The analysis and decisions for how certain indicators are considered red, yellow or green flags is highly opinionated and represents a snapshot about our (DB Systel GmbH's) current thinking.

You are free to use this tool. If certain criteria is not relevant for you, consider using the `--ignore` or `--disable` flags.
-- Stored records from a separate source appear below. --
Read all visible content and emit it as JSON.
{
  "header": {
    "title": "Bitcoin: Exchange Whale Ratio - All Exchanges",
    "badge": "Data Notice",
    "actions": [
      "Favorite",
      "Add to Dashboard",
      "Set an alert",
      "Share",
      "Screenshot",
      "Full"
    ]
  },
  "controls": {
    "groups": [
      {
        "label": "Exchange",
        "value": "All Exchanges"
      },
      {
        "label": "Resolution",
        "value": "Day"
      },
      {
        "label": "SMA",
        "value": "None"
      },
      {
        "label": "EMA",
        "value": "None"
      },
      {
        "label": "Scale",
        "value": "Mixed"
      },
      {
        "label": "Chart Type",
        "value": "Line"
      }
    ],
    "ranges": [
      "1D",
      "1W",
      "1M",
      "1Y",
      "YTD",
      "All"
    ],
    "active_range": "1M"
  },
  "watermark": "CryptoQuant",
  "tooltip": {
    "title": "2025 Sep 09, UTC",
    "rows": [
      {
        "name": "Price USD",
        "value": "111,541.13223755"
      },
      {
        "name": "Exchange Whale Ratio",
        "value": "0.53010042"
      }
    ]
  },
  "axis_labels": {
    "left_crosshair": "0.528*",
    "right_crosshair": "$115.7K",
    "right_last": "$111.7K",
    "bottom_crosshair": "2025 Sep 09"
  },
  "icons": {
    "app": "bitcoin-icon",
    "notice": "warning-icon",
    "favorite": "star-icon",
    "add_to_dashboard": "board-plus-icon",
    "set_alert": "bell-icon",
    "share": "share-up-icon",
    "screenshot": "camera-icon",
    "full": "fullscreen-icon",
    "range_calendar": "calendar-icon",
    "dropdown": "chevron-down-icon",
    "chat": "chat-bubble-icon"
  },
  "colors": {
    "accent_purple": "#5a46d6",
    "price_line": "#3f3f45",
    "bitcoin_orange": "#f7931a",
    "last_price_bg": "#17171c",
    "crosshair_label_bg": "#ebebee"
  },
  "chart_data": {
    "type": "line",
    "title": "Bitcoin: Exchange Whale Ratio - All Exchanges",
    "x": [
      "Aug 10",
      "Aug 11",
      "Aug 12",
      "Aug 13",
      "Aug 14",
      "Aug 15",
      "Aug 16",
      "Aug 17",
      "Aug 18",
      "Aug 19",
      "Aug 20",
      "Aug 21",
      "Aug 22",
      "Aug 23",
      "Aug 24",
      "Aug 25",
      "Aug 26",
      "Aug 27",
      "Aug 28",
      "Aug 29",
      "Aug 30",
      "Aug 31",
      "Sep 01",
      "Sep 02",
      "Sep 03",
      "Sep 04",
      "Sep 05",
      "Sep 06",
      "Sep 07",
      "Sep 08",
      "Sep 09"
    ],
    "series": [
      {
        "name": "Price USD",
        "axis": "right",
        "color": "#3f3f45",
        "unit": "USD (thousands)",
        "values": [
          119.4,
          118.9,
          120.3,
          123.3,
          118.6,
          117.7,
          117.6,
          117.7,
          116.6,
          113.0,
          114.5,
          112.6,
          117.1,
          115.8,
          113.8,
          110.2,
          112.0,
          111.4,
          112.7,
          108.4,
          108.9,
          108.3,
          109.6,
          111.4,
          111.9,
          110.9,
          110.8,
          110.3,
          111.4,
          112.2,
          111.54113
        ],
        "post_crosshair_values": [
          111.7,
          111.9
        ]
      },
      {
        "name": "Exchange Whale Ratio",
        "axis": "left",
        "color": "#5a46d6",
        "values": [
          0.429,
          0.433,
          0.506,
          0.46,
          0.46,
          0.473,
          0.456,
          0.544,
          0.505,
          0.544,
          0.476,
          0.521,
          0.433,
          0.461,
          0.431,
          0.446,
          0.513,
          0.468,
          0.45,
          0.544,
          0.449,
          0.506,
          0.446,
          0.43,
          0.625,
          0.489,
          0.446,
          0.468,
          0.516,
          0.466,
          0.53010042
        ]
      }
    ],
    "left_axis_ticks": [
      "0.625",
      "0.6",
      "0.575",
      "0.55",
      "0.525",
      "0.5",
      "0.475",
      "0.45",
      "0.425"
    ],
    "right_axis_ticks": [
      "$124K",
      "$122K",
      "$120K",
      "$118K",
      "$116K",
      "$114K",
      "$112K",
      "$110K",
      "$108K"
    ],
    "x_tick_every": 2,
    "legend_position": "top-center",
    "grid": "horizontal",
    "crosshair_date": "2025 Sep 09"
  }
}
In the long run, it may be feasible to make the ratings configurable. Contributions are welcome if you are interested in it.


## Similar approaches

There are different initiatives that intend to evaluate the health or risks of Open Source projects. All of them have their particular focuses, strengths and weaknesses.

* [OpenSSF](https://openssf.org/) with a focus on security and their [scorecards](https://github.com/ossf/scorecard)
* [CHAOSS](https://chaoss.community/) with a focus on metrics about community health and metrics models

## License and copyright

The content of this repository is licensed under the [Apache 2.0 license](https://www.apache.org/licenses/LICENSE-2.0).

This repository is [REUSE](https://reuse.software) compliant. You can find licensing and copyright information for each file in the file header or accompying files.

The project has been started by DB Systel GmbH. [We welcome contributions from everyone](CONTRIBUTING.md).